News of the swap stunned fans, who’d watched the left fielder carry the struggling club in 1999, when he made the All-Star team, led the Orioles in hits (207) and was chosen their Most Valuable Player.
At the press conference announcing his trade, from a losing team to a contender, Surhoff did something very un-Surhoff-like.
“No, I didn’t,” he said, in retrospect. “I had really bad allergies that day; they made my eyes water.”
In 2003, Surhoff returned to Baltimore, again as a free agent, to finish out his career. Two years later, in his last hurrah, Surhoff whacked a game-winning single. Afterward, entering the clubhouse, he found teammates wearing big grins and B.J. Surhoff T-shirts.
In 2007, he was inducted into the Orioles Hall of Fame. This year, he entered the College Baseball Hall of Fame. (At North Carolina, Surhoff held the school’s single-season record for hits until surpassed by Brian Roberts).
Retirement has not changed Surhoff’s mien.
“I’m not on Facebook,” he said. “Twitter, either.”
Intensely private, he lives in a quiet neighborhood with his wife of 20 years, the former Polly Winde, a onetime world class swimmer, and their four children. Austin, 19, swims for Texas and won a gold medal in this year’s NCAA championships. In the stands that day, his father egged him on. Without fanfare.
Nowadays, Surhoff works for Pathfinders for Autism, a non-profit support group based in Hunt Valley that he and his wife helped establish 10 years ago. Surhoff is president of the board. His son, Mason, 18, has autism and attends Kennedy Krieger High School.

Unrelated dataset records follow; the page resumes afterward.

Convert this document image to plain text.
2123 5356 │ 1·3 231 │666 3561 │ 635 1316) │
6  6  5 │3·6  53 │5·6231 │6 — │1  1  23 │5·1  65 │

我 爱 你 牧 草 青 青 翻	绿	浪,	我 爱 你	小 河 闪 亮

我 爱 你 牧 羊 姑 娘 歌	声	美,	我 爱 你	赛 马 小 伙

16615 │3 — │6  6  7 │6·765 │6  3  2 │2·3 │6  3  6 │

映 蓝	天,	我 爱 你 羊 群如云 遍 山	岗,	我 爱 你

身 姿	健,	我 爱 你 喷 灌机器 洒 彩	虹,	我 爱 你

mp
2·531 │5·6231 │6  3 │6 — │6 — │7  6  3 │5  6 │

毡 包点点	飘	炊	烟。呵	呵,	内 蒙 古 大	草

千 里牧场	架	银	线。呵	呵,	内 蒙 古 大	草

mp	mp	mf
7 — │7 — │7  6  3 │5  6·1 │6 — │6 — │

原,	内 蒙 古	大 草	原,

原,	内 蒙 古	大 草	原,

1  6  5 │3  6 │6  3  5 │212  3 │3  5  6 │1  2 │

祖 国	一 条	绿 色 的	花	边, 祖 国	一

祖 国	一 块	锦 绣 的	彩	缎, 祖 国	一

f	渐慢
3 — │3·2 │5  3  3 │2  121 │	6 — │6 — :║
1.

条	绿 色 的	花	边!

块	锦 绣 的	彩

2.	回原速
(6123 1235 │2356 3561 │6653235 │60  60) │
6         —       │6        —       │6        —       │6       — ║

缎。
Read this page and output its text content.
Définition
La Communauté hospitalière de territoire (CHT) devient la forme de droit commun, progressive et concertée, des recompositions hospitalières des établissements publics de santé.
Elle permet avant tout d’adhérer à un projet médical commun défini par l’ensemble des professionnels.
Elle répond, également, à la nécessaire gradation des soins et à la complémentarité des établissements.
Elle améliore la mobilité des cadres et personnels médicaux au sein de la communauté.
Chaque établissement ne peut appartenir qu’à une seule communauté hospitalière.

An avid golfer, Surhoff participates in charity golf tournaments for other non-profits. He hasn’t gained more than two pounds in retirement.
The rest of his time is spent “getting in the way around the house, and agitating my two (teenage) daughters,” he said. “My kids are my hobby.

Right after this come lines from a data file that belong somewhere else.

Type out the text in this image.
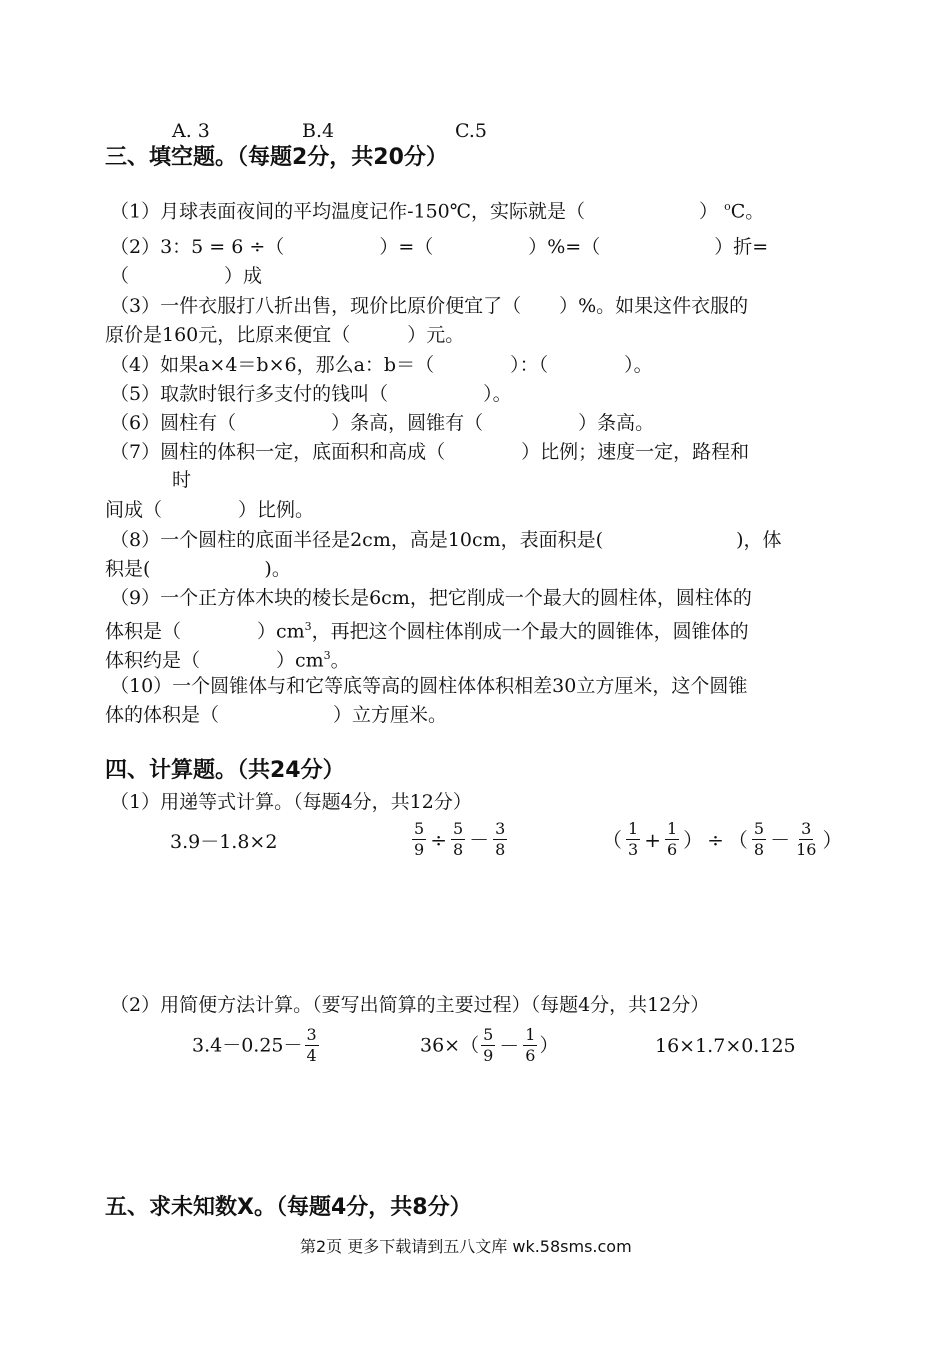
A. 3	B.4	C.5
三、填空题。（每题2分，共20分）
（1）月球表面夜间的平均温度记作-150℃，实际就是（　　　　　　） $^o$C。
（2）3：5 = 6 ÷（　　　　　）=（　　　　　）%=（　　　　　　）折=
（　　　　　）成
（3）一件衣服打八折出售，现价比原价便宜了（　　）%。如果这件衣服的
原价是160元，比原来便宜（　　　）元。
（4）如果a×4＝b×6，那么a：b＝（　　　　）：（　　　　）。
（5）取款时银行多支付的钱叫（　　　　　）。
（6）圆柱有（　　　　　）条高，圆锥有（　　　　　）条高。
（7）圆柱的体积一定，底面积和高成（　　　　）比例；速度一定，路程和
时
间成（　　　　）比例。
（8）一个圆柱的底面半径是2cm，高是10cm，表面积是(　　　　　　　)，体
积是(　　　　　　)。
（9）一个正方体木块的棱长是6cm，把它削成一个最大的圆柱体，圆柱体的
体积是（　　　　）$cm^3$，再把这个圆柱体削成一个最大的圆锥体，圆锥体的
体积约是（　　　　）$cm^3$。
（10）一个圆锥体与和它等底等高的圆柱体体积相差30立方厘米，这个圆锥
体的体积是（　　　　　　）立方厘米。
四、计算题。（共24分）
（1）用递等式计算。（每题4分，共12分）
3.9－1.8×2	$\frac{5}{9} \div \frac{5}{8} - \frac{3}{8}$	（ $\frac{1}{3} + \frac{1}{6}$ ） ÷ （ $\frac{5}{8} - \frac{3}{16}$ ）
（2）用简便方法计算。（要写出简算的主要过程）（每题4分，共12分）
$3.4-0.25- \frac{3}{4}$	$36\times( \frac{5}{9} - \frac{1}{6}$ ）	16×1.7×0.125
五、求未知数X。（每题4分，共8分）
第2页 更多下载请到五八文库 wk.58sms.com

“Sometimes, I get on a roll where I read a lot – John Grisham, Tom Clancy, James Patterson and Robert Ludlum. I like fast-moving, intriguing novels.”
Rarely does he attend Orioles games as a fan. The first time he did, Surhoff got lost looking for the concession stand.

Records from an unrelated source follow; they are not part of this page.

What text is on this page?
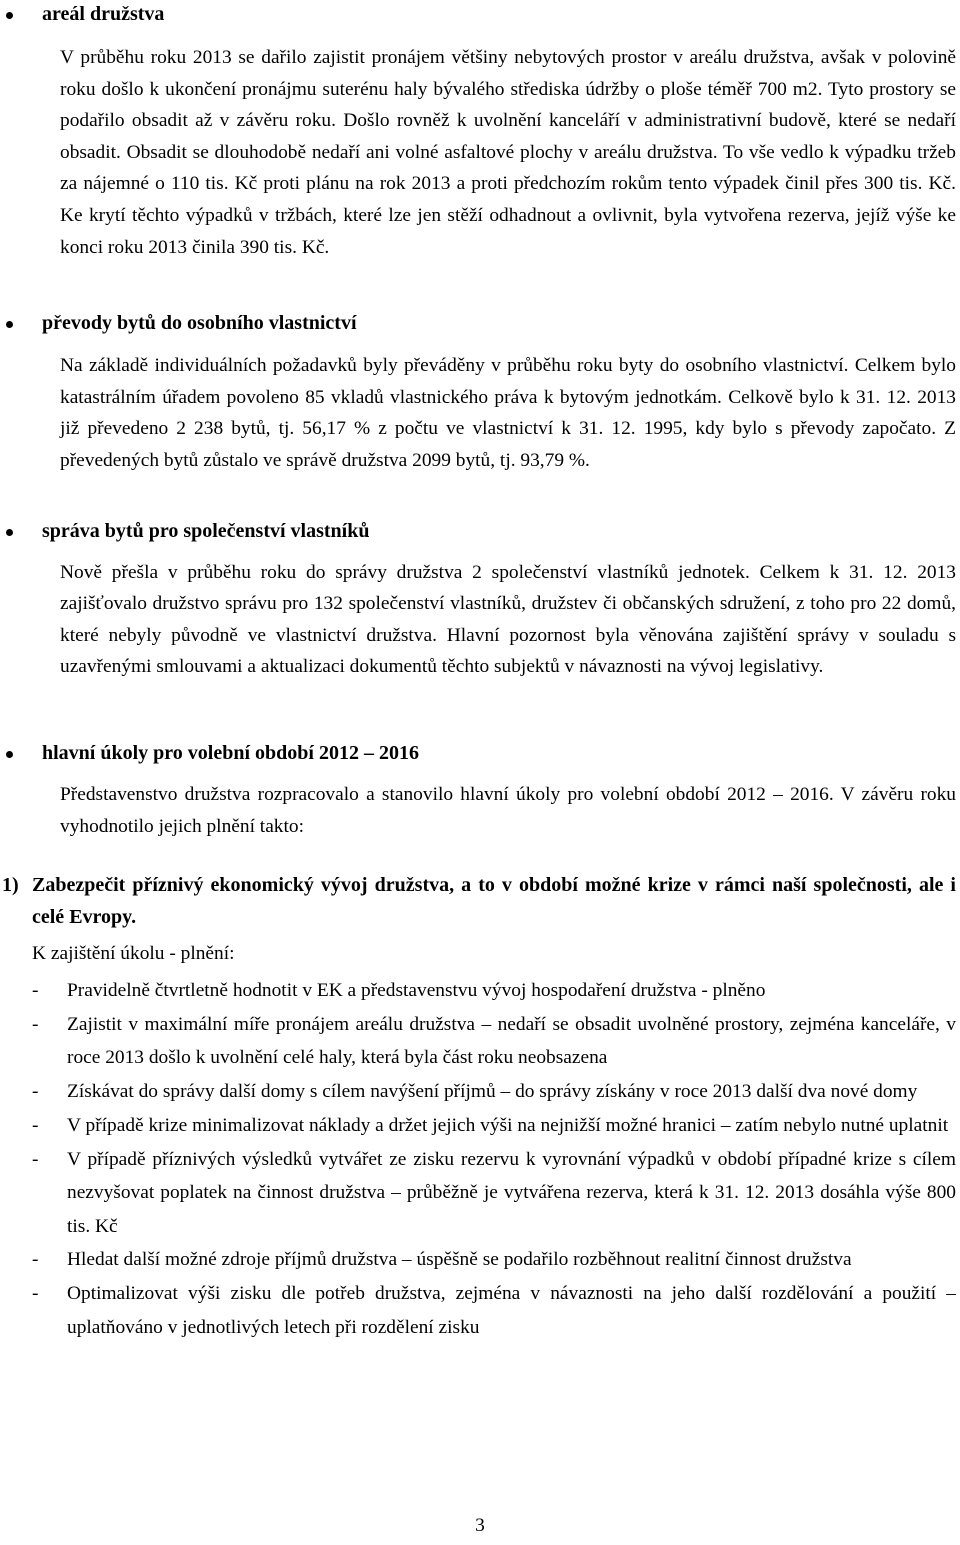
areál družstva

V průběhu roku 2013 se dařilo zajistit pronájem většiny nebytových prostor v areálu družstva, avšak v polovině roku došlo k ukončení pronájmu suterénu haly bývalého střediska údržby o ploše téměř 700 m2. Tyto prostory se podařilo obsadit až v závěru roku. Došlo rovněž k uvolnění kanceláří v administrativní budově, které se nedaří obsadit. Obsadit se dlouhodobě nedaří ani volné asfaltové plochy v areálu družstva. To vše vedlo k výpadku tržeb za nájemné o 110 tis. Kč proti plánu na rok 2013 a proti předchozím rokům tento výpadek činil přes 300 tis. Kč. Ke krytí těchto výpadků v tržbách, které lze jen stěží odhadnout a ovlivnit, byla vytvořena rezerva, jejíž výše ke konci roku 2013 činila 390 tis. Kč.

převody bytů do osobního vlastnictví

Na základě individuálních požadavků byly převáděny v průběhu roku byty do osobního vlastnictví. Celkem bylo katastrálním úřadem povoleno 85 vkladů vlastnického práva k bytovým jednotkám. Celkově bylo k 31. 12. 2013 již převedeno 2 238 bytů, tj. 56,17 % z počtu ve vlastnictví k 31. 12. 1995, kdy bylo s převody započato. Z převedených bytů zůstalo ve správě družstva 2099 bytů, tj. 93,79 %.

správa bytů pro společenství vlastníků

Nově přešla v průběhu roku do správy družstva 2 společenství vlastníků jednotek. Celkem k 31. 12. 2013 zajišťovalo družstvo správu pro 132 společenství vlastníků, družstev či občanských sdružení, z toho pro 22 domů, které nebyly původně ve vlastnictví družstva. Hlavní pozornost byla věnována zajištění správy v souladu s uzavřenými smlouvami a aktualizaci dokumentů těchto subjektů v návaznosti na vývoj legislativy.

hlavní úkoly pro volební období 2012 – 2016

Představenstvo družstva rozpracovalo a stanovilo hlavní úkoly pro volební období 2012 – 2016. V závěru roku vyhodnotilo jejich plnění takto:

1) Zabezpečit příznivý ekonomický vývoj družstva, a to v období možné krize v rámci naší společnosti, ale i celé Evropy.
K zajištění úkolu - plnění:
- Pravidelně čtvrtletně hodnotit v EK a představenstvu vývoj hospodaření družstva - plněno
- Zajistit v maximální míře pronájem areálu družstva – nedaří se obsadit uvolněné prostory, zejména kanceláře, v roce 2013 došlo k uvolnění celé haly, která byla část roku neobsazena
- Získávat do správy další domy s cílem navýšení příjmů – do správy získány v roce 2013 další dva nové domy
- V případě krize minimalizovat náklady a držet jejich výši na nejnižší možné hranici – zatím nebylo nutné uplatnit
- V případě příznivých výsledků vytvářet ze zisku rezervu k vyrovnání výpadků v období případné krize s cílem nezvyšovat poplatek na činnost družstva – průběžně je vytvářena rezerva, která k 31. 12. 2013 dosáhla výše 800 tis. Kč
- Hledat další možné zdroje příjmů družstva – úspěšně se podařilo rozběhnout realitní činnost družstva
- Optimalizovat výši zisku dle potřeb družstva, zejména v návaznosti na jeho další rozdělování a použití – uplatňováno v jednotlivých letech při rozdělení zisku
3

“I’d never been anywhere in that stadium but on the field,” he said.
Would he ever return to the game as a coach?
“The minor leagues is not where I’d want to be,” said Surhoff. “That doesn’t mean I wouldn’t want to help the Orioles, in some capacity.”
Twice, he attended spring training as a guest instructor, and word is the Orioles will bring him back this season as a troubleshooter to help slumping players fix their game. The club has broached Surhoff, and he’s interested.
“I have a great affinity for the organization,” Surhoff said. “I want to see the team do well, and to hear fans talk the way they do about the Ravens.
“Has interest (in the Orioles) waned? Yeah. Do people wake up, reaching for The Sun or checking the Internet for the box score, the way they used to? That has ebbed a little. But I have no doubt the ship will get back on track. I don’t think the fix is as far off as people think.”